Test-Time Training on Nearest Neighbors for Large Language Models
Moritz Hardt, Yu Sun
TL;DR
The paper introduces test-time training on nearest neighbors (TTT-NN) for language modeling by retrieving neighbors from a large-scale embedding index and fine-tuning the model on their text for each test instance. A distributed FAISS-based index over the Pile enables near real-time neighbor retrieval, and the model is fine-tuned sequentially on neighbors with no hyperparameter tuning beyond defaults. Across 22 Pile tasks and multiple GPT-family models, TTT-NN yields substantial perplexity reductions with as few as 20 neighbors, often approaching the performance of much larger models while increasing inference compute. The work provides a practical baseline for test-time training in language modeling, with strongest gains in code generation tasks and a clear framework for scalability and cost considerations.
Abstract
Many recent efforts augment language models with retrieval, by adding retrieved data to the input context.

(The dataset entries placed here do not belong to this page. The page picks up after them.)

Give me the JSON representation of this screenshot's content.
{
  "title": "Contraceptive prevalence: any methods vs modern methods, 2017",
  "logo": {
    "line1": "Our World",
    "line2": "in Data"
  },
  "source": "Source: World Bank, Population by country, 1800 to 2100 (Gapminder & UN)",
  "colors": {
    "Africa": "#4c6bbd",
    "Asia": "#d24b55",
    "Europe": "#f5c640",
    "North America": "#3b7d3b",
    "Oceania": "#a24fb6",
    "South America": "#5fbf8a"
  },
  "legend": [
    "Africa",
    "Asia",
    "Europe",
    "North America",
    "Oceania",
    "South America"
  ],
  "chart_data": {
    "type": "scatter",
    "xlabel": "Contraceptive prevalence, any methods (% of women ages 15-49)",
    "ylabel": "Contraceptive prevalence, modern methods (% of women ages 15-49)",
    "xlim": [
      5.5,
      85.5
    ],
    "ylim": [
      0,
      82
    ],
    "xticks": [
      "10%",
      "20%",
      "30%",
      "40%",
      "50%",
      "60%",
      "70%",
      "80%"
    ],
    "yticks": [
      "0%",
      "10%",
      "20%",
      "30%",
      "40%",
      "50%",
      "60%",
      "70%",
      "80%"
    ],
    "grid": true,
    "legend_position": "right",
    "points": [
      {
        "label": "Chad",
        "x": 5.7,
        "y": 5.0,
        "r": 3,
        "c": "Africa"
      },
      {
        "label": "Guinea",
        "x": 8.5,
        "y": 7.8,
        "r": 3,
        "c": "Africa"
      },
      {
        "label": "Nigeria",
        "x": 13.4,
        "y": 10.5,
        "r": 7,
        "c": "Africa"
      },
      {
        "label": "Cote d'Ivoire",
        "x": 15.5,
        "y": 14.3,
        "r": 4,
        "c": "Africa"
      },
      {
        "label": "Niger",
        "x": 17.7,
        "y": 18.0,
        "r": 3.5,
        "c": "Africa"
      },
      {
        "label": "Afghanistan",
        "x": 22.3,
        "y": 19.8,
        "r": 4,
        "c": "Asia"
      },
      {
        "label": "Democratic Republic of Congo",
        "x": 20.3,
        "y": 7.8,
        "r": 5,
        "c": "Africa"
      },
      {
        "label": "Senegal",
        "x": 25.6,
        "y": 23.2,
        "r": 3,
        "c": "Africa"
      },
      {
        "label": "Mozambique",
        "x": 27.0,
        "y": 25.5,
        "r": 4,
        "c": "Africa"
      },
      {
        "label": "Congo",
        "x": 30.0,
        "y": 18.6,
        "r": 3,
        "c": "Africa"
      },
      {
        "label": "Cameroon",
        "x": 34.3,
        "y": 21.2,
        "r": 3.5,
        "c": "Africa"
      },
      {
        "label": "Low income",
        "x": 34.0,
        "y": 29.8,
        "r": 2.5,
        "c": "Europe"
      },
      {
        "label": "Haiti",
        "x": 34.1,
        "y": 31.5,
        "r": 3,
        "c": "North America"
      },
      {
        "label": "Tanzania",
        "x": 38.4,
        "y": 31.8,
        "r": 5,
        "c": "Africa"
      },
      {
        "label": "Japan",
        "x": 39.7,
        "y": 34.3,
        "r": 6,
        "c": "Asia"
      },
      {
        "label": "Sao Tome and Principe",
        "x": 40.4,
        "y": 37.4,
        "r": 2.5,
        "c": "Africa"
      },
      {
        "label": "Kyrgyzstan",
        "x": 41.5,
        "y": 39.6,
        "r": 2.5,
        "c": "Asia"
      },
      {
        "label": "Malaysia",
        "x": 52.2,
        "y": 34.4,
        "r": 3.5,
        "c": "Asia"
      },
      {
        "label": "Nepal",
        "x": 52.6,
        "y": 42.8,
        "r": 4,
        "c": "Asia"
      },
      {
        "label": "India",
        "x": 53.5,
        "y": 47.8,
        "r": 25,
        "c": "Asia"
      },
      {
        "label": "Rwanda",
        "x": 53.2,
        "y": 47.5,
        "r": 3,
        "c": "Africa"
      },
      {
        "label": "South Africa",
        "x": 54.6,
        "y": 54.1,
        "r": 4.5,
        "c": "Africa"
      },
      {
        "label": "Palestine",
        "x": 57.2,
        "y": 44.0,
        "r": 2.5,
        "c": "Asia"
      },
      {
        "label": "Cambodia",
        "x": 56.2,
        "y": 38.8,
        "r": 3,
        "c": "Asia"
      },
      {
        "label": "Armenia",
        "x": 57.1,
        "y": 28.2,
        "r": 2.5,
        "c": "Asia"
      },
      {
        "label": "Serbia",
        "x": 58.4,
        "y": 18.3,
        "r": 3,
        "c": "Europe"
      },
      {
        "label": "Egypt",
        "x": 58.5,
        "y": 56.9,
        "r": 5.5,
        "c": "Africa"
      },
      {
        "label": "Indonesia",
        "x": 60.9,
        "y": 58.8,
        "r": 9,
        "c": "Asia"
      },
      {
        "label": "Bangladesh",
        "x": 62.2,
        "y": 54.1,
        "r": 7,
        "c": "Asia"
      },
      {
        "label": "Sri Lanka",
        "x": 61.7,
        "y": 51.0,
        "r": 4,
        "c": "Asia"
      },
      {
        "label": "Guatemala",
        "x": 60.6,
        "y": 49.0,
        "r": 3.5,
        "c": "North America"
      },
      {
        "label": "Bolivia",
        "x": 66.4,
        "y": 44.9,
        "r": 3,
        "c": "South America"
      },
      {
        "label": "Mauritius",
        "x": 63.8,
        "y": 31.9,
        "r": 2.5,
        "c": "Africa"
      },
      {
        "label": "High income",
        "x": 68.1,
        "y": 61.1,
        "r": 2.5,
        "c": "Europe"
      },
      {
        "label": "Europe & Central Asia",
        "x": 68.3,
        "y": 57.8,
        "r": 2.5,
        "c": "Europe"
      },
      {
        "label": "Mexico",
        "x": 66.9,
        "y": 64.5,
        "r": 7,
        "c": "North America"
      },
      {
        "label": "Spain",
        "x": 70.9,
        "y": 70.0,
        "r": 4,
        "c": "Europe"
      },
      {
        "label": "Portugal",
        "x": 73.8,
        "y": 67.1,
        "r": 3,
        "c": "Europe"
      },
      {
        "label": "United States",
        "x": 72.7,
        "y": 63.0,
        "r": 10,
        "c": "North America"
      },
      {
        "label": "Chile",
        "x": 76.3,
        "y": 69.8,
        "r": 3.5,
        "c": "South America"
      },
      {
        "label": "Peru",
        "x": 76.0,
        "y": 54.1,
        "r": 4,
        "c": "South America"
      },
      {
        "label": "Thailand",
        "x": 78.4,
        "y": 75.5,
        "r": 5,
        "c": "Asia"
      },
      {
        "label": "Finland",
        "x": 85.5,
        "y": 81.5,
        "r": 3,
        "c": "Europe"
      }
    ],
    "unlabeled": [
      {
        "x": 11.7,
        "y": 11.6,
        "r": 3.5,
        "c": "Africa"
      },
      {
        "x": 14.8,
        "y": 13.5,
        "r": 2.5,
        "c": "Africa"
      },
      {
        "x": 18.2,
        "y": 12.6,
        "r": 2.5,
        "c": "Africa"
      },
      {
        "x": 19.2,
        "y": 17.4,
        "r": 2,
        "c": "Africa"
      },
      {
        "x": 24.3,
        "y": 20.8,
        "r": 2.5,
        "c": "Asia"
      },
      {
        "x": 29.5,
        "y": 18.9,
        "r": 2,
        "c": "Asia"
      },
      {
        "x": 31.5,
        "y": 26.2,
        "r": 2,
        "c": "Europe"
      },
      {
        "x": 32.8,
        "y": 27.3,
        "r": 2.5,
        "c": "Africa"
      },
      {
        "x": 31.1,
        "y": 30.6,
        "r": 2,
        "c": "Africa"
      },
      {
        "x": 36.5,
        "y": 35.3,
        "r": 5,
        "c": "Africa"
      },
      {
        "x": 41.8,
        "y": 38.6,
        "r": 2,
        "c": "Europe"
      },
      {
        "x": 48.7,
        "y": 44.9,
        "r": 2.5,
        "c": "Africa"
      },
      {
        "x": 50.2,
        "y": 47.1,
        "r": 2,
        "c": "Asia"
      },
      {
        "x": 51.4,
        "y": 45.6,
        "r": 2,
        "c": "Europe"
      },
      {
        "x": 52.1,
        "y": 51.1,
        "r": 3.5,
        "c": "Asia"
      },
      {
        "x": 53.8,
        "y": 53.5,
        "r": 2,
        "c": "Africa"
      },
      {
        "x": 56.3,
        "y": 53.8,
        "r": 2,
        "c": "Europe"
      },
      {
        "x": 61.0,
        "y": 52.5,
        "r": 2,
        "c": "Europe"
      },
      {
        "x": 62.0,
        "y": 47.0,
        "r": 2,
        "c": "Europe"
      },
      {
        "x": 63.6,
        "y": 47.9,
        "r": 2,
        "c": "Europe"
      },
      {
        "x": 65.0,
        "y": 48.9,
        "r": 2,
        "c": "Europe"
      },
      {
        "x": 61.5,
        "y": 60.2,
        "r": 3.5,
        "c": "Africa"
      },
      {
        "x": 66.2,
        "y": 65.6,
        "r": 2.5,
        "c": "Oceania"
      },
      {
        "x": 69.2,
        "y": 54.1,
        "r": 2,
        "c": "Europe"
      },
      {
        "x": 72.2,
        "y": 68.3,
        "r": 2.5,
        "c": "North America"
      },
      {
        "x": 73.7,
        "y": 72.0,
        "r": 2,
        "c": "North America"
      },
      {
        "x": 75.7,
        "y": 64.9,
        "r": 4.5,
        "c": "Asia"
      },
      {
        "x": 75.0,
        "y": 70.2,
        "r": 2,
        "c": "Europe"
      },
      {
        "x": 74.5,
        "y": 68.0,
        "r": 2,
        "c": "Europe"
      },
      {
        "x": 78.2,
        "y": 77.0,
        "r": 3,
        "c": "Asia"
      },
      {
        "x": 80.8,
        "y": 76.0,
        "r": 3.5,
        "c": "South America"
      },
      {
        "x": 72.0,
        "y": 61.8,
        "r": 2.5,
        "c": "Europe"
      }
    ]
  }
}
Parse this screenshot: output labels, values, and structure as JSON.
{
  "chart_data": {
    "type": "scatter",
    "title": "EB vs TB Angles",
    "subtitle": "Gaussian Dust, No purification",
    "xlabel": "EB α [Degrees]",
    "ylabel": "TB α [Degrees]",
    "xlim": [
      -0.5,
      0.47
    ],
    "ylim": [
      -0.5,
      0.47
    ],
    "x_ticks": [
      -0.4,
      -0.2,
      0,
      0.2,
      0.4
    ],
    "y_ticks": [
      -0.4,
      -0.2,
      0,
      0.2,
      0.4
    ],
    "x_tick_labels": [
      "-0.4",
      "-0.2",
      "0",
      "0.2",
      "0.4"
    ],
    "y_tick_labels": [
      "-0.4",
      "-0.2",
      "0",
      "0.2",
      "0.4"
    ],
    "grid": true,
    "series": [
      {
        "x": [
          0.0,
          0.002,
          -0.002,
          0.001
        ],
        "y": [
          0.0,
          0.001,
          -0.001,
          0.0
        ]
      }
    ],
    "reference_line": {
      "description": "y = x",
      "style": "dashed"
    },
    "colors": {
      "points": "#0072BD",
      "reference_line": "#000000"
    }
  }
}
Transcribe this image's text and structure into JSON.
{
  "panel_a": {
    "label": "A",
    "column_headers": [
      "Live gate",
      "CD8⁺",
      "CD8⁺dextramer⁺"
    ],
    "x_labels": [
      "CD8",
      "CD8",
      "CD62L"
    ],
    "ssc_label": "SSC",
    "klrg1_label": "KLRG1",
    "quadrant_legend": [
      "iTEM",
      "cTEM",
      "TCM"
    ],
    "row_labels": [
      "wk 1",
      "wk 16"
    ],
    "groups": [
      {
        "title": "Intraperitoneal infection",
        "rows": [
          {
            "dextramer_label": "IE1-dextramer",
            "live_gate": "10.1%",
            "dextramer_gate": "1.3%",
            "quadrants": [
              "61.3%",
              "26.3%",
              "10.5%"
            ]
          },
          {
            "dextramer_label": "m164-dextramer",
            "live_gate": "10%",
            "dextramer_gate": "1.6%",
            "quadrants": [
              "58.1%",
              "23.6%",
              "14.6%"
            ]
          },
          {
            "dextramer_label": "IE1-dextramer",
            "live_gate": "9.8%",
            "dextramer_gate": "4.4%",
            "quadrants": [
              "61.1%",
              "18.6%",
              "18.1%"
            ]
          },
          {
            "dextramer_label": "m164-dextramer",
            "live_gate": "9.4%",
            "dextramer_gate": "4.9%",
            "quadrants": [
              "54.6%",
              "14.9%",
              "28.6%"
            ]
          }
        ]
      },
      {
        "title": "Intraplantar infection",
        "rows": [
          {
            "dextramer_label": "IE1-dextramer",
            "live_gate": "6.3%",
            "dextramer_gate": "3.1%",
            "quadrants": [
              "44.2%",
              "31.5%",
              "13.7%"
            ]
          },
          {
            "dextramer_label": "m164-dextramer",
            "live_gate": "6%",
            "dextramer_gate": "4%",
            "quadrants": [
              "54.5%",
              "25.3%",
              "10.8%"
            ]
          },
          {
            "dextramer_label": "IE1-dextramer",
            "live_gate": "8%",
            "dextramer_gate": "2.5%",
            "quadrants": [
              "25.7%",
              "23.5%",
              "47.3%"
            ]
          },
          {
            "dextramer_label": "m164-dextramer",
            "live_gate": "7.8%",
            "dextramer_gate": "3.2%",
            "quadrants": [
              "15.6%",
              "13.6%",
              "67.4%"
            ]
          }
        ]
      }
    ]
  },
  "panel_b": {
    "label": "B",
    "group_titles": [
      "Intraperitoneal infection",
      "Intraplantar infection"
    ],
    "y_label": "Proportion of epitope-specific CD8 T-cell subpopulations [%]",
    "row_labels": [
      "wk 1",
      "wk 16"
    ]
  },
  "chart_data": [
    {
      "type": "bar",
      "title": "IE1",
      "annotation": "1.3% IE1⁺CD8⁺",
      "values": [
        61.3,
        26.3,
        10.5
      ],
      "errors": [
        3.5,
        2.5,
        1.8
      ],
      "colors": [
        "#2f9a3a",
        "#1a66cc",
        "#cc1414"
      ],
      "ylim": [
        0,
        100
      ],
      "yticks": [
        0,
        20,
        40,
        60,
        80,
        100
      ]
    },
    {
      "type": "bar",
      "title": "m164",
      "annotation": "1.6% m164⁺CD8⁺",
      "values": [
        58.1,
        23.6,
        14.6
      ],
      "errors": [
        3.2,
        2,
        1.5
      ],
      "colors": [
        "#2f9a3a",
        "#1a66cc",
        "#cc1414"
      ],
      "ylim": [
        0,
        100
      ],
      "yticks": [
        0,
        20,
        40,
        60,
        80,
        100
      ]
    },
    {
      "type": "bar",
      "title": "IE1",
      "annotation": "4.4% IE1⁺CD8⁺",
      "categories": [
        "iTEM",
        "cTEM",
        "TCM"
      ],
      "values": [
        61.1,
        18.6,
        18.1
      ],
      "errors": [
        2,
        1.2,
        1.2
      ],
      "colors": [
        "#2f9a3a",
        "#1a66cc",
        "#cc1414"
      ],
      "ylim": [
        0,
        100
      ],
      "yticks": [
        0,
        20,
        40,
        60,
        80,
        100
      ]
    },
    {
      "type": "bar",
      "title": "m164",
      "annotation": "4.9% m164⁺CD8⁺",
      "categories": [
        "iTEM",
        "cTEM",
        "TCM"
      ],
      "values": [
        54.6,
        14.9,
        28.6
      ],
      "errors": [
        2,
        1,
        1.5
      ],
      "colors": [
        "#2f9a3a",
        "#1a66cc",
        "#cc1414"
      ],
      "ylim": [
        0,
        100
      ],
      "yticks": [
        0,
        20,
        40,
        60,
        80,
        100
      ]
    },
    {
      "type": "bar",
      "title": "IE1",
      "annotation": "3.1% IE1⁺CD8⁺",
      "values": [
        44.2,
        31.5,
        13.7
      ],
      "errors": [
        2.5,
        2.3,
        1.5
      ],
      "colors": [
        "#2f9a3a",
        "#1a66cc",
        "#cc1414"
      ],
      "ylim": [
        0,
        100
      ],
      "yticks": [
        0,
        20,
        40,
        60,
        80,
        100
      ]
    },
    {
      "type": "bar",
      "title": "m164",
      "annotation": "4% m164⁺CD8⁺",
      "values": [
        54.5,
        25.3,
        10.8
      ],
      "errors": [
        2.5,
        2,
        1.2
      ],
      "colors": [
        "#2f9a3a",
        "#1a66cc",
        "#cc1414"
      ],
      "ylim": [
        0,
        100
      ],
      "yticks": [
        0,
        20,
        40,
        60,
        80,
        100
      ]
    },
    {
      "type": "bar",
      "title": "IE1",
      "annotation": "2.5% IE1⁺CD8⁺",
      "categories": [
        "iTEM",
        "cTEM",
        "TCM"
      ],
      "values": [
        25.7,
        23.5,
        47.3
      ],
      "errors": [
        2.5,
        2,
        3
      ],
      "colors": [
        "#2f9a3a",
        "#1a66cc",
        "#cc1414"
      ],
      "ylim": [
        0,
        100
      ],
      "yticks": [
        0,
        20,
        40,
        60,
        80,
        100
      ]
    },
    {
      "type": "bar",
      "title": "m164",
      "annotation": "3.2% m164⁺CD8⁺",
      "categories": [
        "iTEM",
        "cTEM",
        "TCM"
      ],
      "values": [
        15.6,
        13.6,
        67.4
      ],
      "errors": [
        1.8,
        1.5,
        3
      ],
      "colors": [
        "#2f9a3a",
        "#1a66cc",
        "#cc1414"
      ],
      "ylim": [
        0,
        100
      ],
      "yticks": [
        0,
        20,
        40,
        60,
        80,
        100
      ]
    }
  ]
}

For this approach to succeed, the retrieved data must be added at both training and test time. Moreover, as input length grows linearly with the size of retrieved data, cost in computation and memory grows quadratically for modern Transformers. To avoid these complications, we simply fine-tune the model on retrieved data at test time, using its standard training setup. We build a large-scale distributed index based on text embeddings of the Pile dataset. For each test input, our system retrieves its neighbors and fine-tunes the model on their text. Surprisingly, retrieving and training on as few as 20 neighbors, each for only one gradient iteration, drastically improves performance across more than 20 language modeling tasks in the Pile. For example, test-time training with nearest neighbors significantly narrows the performance gap between a small GPT-2 and a GPT-Neo model more than 10 times larger. Sufficient index quality and size, however, are necessary. Our work establishes a first baseline of test-time training for language modeling.